What you need to know about wage garnishments.

Filing for bankruptcy is an excellent way to stop wage garnishments.  The automatic stay immediately stops all collection actions, and the discharge wipes out the judgment debt.
However, as any quality bankruptcy attorney will tell you, filing for bankruptcy requires some time and work.  If you want you case done properly and without errors, you should expect that the process will take a couple of weeks, minimum.  In other cases, people need to deliberately wait to file their case for any number of reasons.
But you’re facing a wage garnishment NOW.  What can you do to avoid wage garnishment until your bankruptcy case is ready to be filed?
Let’s start out with some basic facts that you should know about wage garnishment.  Note: everything in this post is specific to Wisconsin law.  If you have been sued in another state, consult with an attorney who practices in that state.
  • The maximum amount that can be garnished is 20% if your “disposable earnings” (your gross wages, minus amounts taken out for federal tax, state tax, and social security taxes, but does not include other deductions such as insurance or union dues).  If you have child support deducted from your paycheck, then the combined amount of child support deductions and the wage garnishment can be no greater than 25% of your disposable earnings.
  • Garnishments typically last for 13 weeks.  They can end sooner if the underlying debt is fully paid.  They can be extended for a longer period either by stipulation, or by a new application that takes effect after the first 13 week period is up.  Also, public employees can be garnished until the debt is paid off.
  • You can only be garnished by one general creditor at a time (does not include tax levies, federal student loan levies, and child support).
  • You cannot be fired solely because of a wage garnishment (though most employment in the United States is “at-will” employment, which means an employer can fire you for any reason or no reason at all, so long as it is not solely for a discriminatory reason).  There is also an exception to this rule if you have a collective bargaining agreement that permits termination under such circumstances.

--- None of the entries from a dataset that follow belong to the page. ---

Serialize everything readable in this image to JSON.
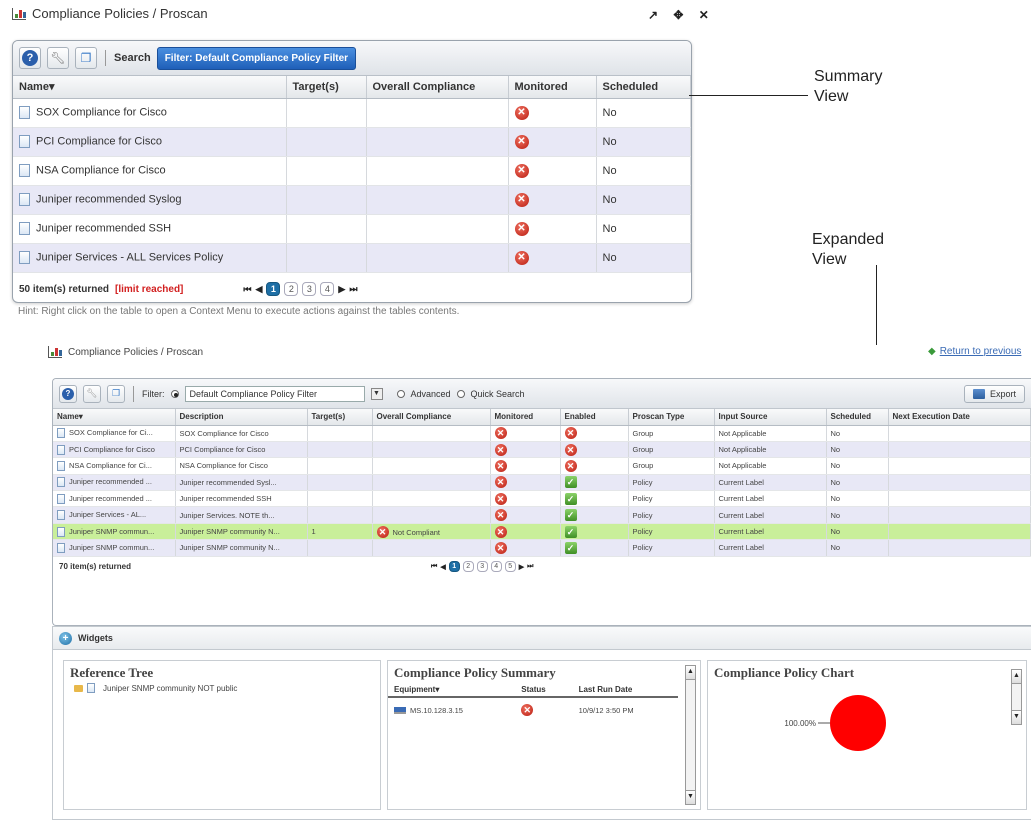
{
  "summary": {
    "title": "Compliance Policies / Proscan",
    "window_controls": "↗ ✥ ✕",
    "toolbar": {
      "search_label": "Search",
      "filter_label": "Filter: Default Compliance Policy Filter"
    },
    "columns": [
      "Name▾",
      "Target(s)",
      "Overall Compliance",
      "Monitored",
      "Scheduled"
    ],
    "rows": [
      {
        "name": "SOX Compliance for Cisco",
        "scheduled": "No"
      },
      {
        "name": "PCI Compliance for Cisco",
        "scheduled": "No"
      },
      {
        "name": "NSA Compliance for Cisco",
        "scheduled": "No"
      },
      {
        "name": "Juniper recommended Syslog",
        "scheduled": "No"
      },
      {
        "name": "Juniper recommended SSH",
        "scheduled": "No"
      },
      {
        "name": "Juniper Services - ALL Services Policy",
        "scheduled": "No"
      }
    ],
    "footer": {
      "count": "50 item(s) returned",
      "limit": "[limit reached]",
      "pages": [
        "1",
        "2",
        "3",
        "4"
      ]
    }
  },
  "hint": "Hint: Right click on the table to open a Context Menu to execute actions against the tables contents.",
  "annotations": {
    "summary_line1": "Summary",
    "summary_line2": "View",
    "expanded_line1": "Expanded",
    "expanded_line2": "View"
  },
  "expanded": {
    "title": "Compliance Policies / Proscan",
    "return_link": "Return to previous",
    "toolbar": {
      "filter_label": "Filter:",
      "filter_value": "Default Compliance Policy Filter",
      "advanced": "Advanced",
      "quick_search": "Quick Search",
      "export": "Export"
    },
    "columns": [
      "Name▾",
      "Description",
      "Target(s)",
      "Overall Compliance",
      "Monitored",
      "Enabled",
      "Proscan Type",
      "Input Source",
      "Scheduled",
      "Next Execution Date"
    ],
    "rows": [
      {
        "name": "SOX Compliance for Ci...",
        "description": "SOX Compliance for Cisco",
        "targets": "",
        "compliance": "",
        "enabled": "x",
        "type": "Group",
        "input": "Not Applicable",
        "scheduled": "No"
      },
      {
        "name": "PCI Compliance for Cisco",
        "description": "PCI Compliance for Cisco",
        "targets": "",
        "compliance": "",
        "enabled": "x",
        "type": "Group",
        "input": "Not Applicable",
        "scheduled": "No"
      },
      {
        "name": "NSA Compliance for Ci...",
        "description": "NSA Compliance for Cisco",
        "targets": "",
        "compliance": "",
        "enabled": "x",
        "type": "Group",
        "input": "Not Applicable",
        "scheduled": "No"
      },
      {
        "name": "Juniper recommended ...",
        "description": "Juniper recommended Sysl...",
        "targets": "",
        "compliance": "",
        "enabled": "check",
        "type": "Policy",
        "input": "Current Label",
        "scheduled": "No"
      },
      {
        "name": "Juniper recommended ...",
        "description": "Juniper recommended SSH",
        "targets": "",
        "compliance": "",
        "enabled": "check",
        "type": "Policy",
        "input": "Current Label",
        "scheduled": "No"
      },
      {
        "name": "Juniper Services - AL...",
        "description": "Juniper Services. NOTE th...",
        "targets": "",
        "compliance": "",
        "enabled": "check",
        "type": "Policy",
        "input": "Current Label",
        "scheduled": "No"
      },
      {
        "name": "Juniper SNMP commun...",
        "description": "Juniper SNMP community N...",
        "targets": "1",
        "compliance": "Not Compliant",
        "enabled": "check",
        "type": "Policy",
        "input": "Current Label",
        "scheduled": "No",
        "highlight": true
      },
      {
        "name": "Juniper SNMP commun...",
        "description": "Juniper SNMP community N...",
        "targets": "",
        "compliance": "",
        "enabled": "check",
        "type": "Policy",
        "input": "Current Label",
        "scheduled": "No"
      }
    ],
    "footer": {
      "count": "70 item(s) returned",
      "pages": [
        "1",
        "2",
        "3",
        "4",
        "5"
      ]
    },
    "widgets": {
      "bar_label": "Widgets",
      "reference_tree": {
        "title": "Reference Tree",
        "item": "Juniper SNMP community NOT public"
      },
      "policy_summary": {
        "title": "Compliance Policy Summary",
        "columns": [
          "Equipment▾",
          "Status",
          "Last Run Date"
        ],
        "row": {
          "equipment": "MS.10.128.3.15",
          "date": "10/9/12 3:50 PM"
        }
      },
      "policy_chart": {
        "title": "Compliance Policy Chart",
        "label": "100.00%"
      }
    }
  },
  "colors": {
    "accent": "#1e6fa6",
    "highlight_row": "#c9ef9a",
    "alt_row": "#e8e8f6",
    "error": "#d21f1f"
  },
  "chart_data": {
    "type": "pie",
    "title": "Compliance Policy Chart",
    "categories": [
      "Not Compliant"
    ],
    "values": [
      100.0
    ],
    "labels": [
      "100.00%"
    ],
    "colors": [
      "#ff0000"
    ]
  }
}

  • You may dispute a wage garnishment.  To do so, click here for the form.  Send a copy to the Clerk of Courts, the creditor and/or the creditor’s attorney, and your employer.  Your employer must not garnish you if you file one of these responses, unless and until the court overrules your application and directs the employer to proceed with the garnishment.  Your employer must wait at least 5 days after your pay date before sending garnished funds to the creditor, to allow time for you to file a dispute.
  • Most creditors cannot touch certain types of income (such as social security).  However, if you owe debt to the government, social security and other types of income can become fair game.

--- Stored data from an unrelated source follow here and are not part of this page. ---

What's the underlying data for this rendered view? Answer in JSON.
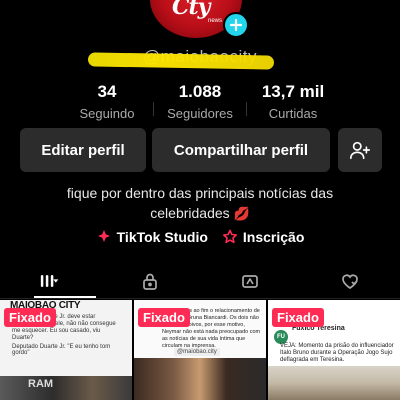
{
  "profile": {
    "avatar_logo": "Cty",
    "avatar_logo_sub": "news",
    "username": "@maiobaocity"
  },
  "stats": [
    {
      "value": "34",
      "label": "Seguindo"
    },
    {
      "value": "1.088",
      "label": "Seguidores"
    },
    {
      "value": "13,7 mil",
      "label": "Curtidas"
    }
  ],
  "actions": {
    "edit_label": "Editar perfil",
    "share_label": "Compartilhar perfil"
  },
  "bio": {
    "text": "fique por dentro das principais notícias das celebridades",
    "emoji": "💋"
  },
  "links": {
    "studio_label": "TikTok Studio",
    "subscription_label": "Inscrição"
  },
  "tabs": [
    {
      "icon": "grid-icon",
      "active": true
    },
    {
      "icon": "lock-icon",
      "active": false
    },
    {
      "icon": "repost-icon",
      "active": false
    },
    {
      "icon": "liked-heart-icon",
      "active": false
    }
  ],
  "colors": {
    "accent_pink": "#fe2c55",
    "add_badge": "#20d5ec",
    "button_bg": "#2c2c2c"
  },
  "videos": [
    {
      "pinned_label": "Fixado",
      "brand": "MAIOBAO CITY",
      "caption": "Deputado Duarte Jr. deve estar apaixonado por ele, não não consegue me esquecer. Eu sou casado, viu Duarte?",
      "caption2": "Deputado Duarte Jr. \"E eu tenho tom gordo\"",
      "photo_text": "RAM"
    },
    {
      "pinned_label": "Fixado",
      "caption": "Yuri Chagas ao fim o relacionamento de Neymar e Bruna Biancardi. Os dois não são mais noivos, por esse motivo, Neymar não está nada preocupado com as notícias de sua vida íntima que circulam na imprensa.",
      "tag": "@maiobao.city"
    },
    {
      "pinned_label": "Fixado",
      "source": "Fuxico Teresina",
      "source_sub": "FU",
      "caption": "VEJA: Momento da prisão do influenciador Italo Bruno durante a Operação Jogo Sujo deflagrada em Teresina."
    }
  ]
}
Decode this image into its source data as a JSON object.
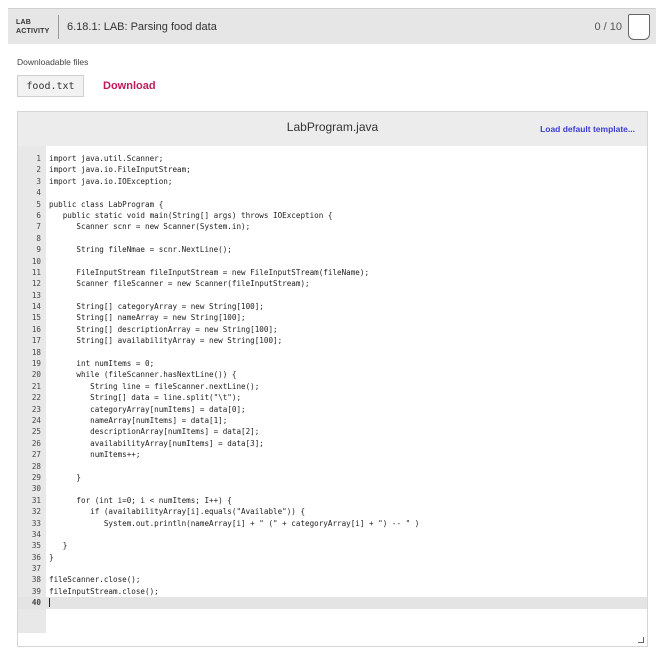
{
  "header": {
    "badge_line1": "LAB",
    "badge_line2": "ACTIVITY",
    "title": "6.18.1: LAB: Parsing food data",
    "score": "0 / 10"
  },
  "downloads": {
    "label": "Downloadable files",
    "file_name": "food.txt",
    "download_label": "Download"
  },
  "editor": {
    "file_name": "LabProgram.java",
    "load_template_label": "Load default template...",
    "lines": [
      "import java.util.Scanner;",
      "import java.io.FileInputStream;",
      "import java.io.IOException;",
      "",
      "public class LabProgram {",
      "   public static void main(String[] args) throws IOException {",
      "      Scanner scnr = new Scanner(System.in);",
      "",
      "      String fileNmae = scnr.NextLine();",
      "",
      "      FileInputStream fileInputStream = new FileInputSTream(fileName);",
      "      Scanner fileScanner = new Scanner(fileInputStream);",
      "",
      "      String[] categoryArray = new String[100];",
      "      String[] nameArray = new String[100];",
      "      String[] descriptionArray = new String[100];",
      "      String[] availabilityArray = new String[100];",
      "",
      "      int numItems = 0;",
      "      while (fileScanner.hasNextLine()) {",
      "         String line = fileScanner.nextLine();",
      "         String[] data = line.split(\"\\t\");",
      "         categoryArray[numItems] = data[0];",
      "         nameArray[numItems] = data[1];",
      "         descriptionArray[numItems] = data[2];",
      "         availabilityArray[numItems] = data[3];",
      "         numItems++;",
      "",
      "      }",
      "",
      "      for (int i=0; i < numItems; I++) {",
      "         if (availabilityArray[i].equals(\"Available\")) {",
      "            System.out.println(nameArray[i] + \" (\" + categoryArray[i] + \") -- \" )",
      "",
      "   }",
      "}",
      "",
      "fileScanner.close();",
      "fileInputStream.close();",
      ""
    ],
    "active_line": 40
  },
  "colors": {
    "download_link": "#c2185b",
    "template_link": "#3b3bd6",
    "header_bg": "#e6e6e6"
  }
}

You may be exempt from wage garnishment.  If you are, make sure that you file a response with the court and copy your employer.  Your employer is not required to investigate on his own to determine whether or not you are garnishment-proof.  All exceptions (except proof of bankruptcy filing or discharge) require a judicial determination.
You may be garnishment-proof if:
  • You have filed bankruptcy and the automatic stay is still pending.  (In pending Chapter 13s, only until property of the estate revests back to you.)

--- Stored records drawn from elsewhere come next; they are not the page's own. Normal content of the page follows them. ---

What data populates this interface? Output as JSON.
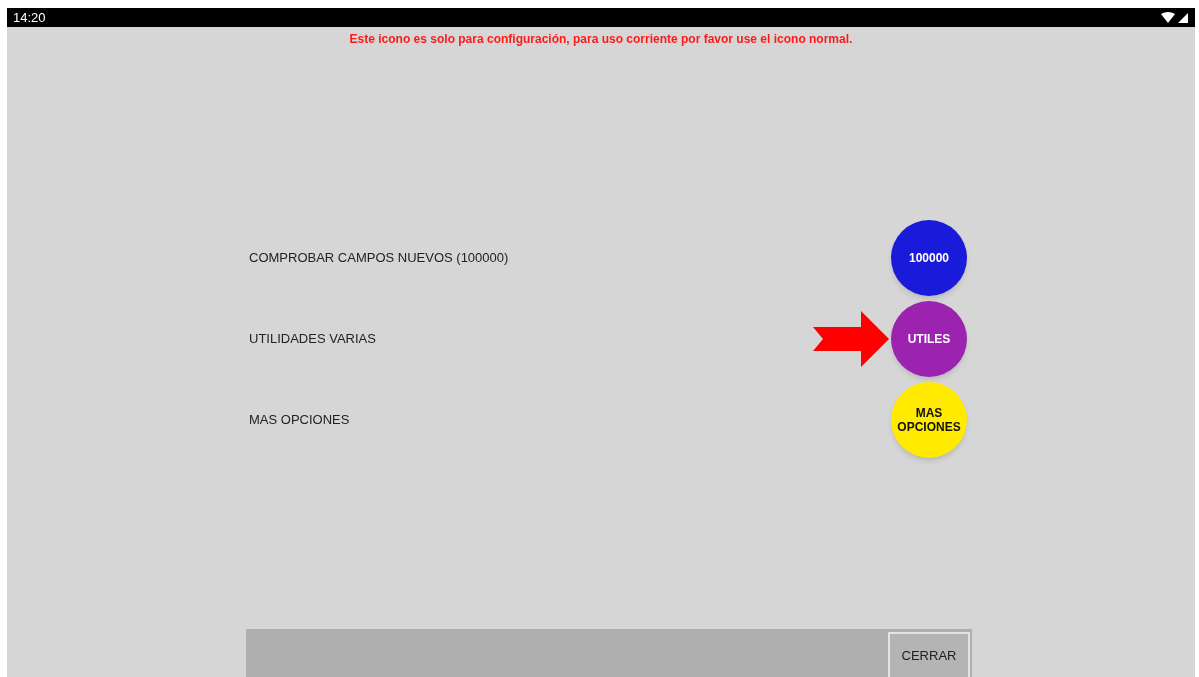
{
  "status_bar": {
    "time": "14:20"
  },
  "notice": "Este icono es solo para configuración, para uso corriente por favor use el icono normal.",
  "options": [
    {
      "label": "COMPROBAR CAMPOS NUEVOS (100000)",
      "button": "100000",
      "color": "#1a1adb",
      "pointed": false
    },
    {
      "label": "UTILIDADES VARIAS",
      "button": "UTILES",
      "color": "#9c22b0",
      "pointed": true
    },
    {
      "label": "MAS OPCIONES",
      "button": "MAS OPCIONES",
      "color": "#ffea00",
      "pointed": false
    }
  ],
  "footer": {
    "close_button": "CERRAR"
  }
}
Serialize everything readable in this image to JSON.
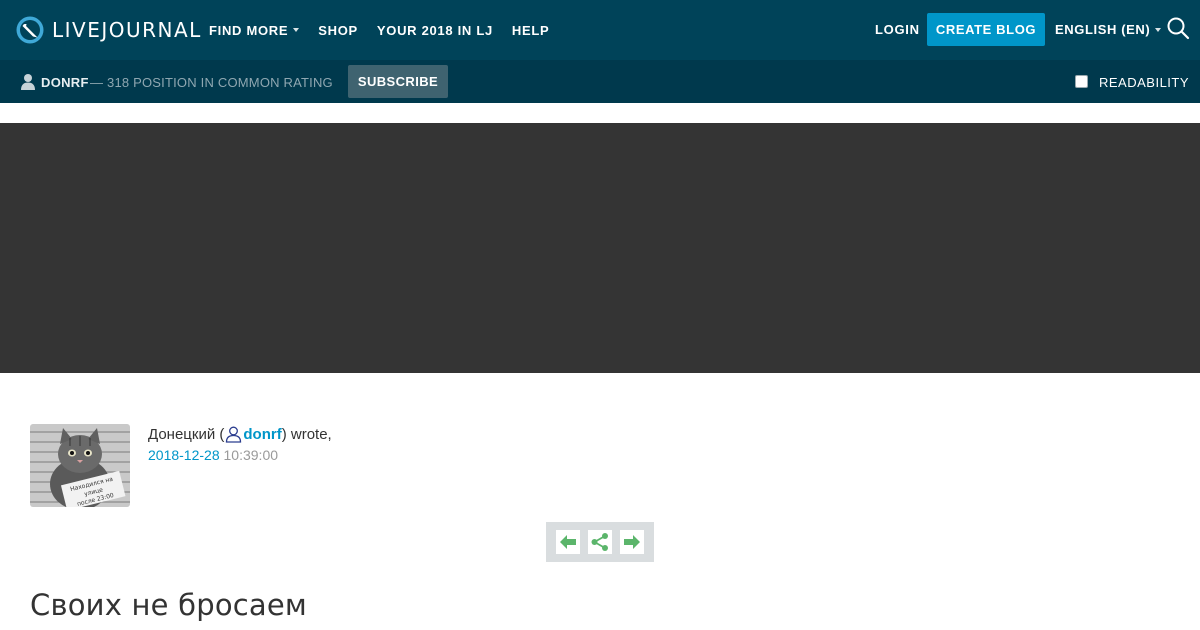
{
  "header": {
    "logo_text": "LIVEJOURNAL",
    "nav": [
      {
        "label": "FIND MORE",
        "has_dropdown": true
      },
      {
        "label": "SHOP",
        "has_dropdown": false
      },
      {
        "label": "YOUR 2018 IN LJ",
        "has_dropdown": false
      },
      {
        "label": "HELP",
        "has_dropdown": false
      }
    ],
    "login_label": "LOGIN",
    "create_blog_label": "CREATE BLOG",
    "language_label": "ENGLISH (EN)",
    "search_icon": "search-icon"
  },
  "journal_bar": {
    "username": "DONRF",
    "rating_text": "— 318 POSITION IN COMMON RATING",
    "subscribe_label": "SUBSCRIBE",
    "readability_label": "READABILITY",
    "readability_checked": false
  },
  "post": {
    "author_name": "Донецкий (",
    "author_username": "donrf",
    "author_suffix": ") wrote,",
    "date": "2018-12-28",
    "time": "10:39:00",
    "avatar_sign_text": "Находился на улице после 23:00",
    "title": "Своих не бросаем"
  },
  "colors": {
    "topbar": "#004359",
    "subbar": "#00394d",
    "accent": "#0096c9",
    "banner": "#343434",
    "nav_arrow": "#5bb56b"
  }
}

  • You have received a bankruptcy discharge, and the debt was incurred before your bankruptcy case was filed.
  • Your household income is below the federal poverty guidelines.
  • If your household income is above the federal poverty guidelines, but the garnishment would bring you below the guidelines, you can only be garnished to the extent that it brings you down to the poverty guidelines.
  • Currently, or in the past six months, you have received – or determined to be eligible for – public assistance (food stamps, W2, SSI, etc.).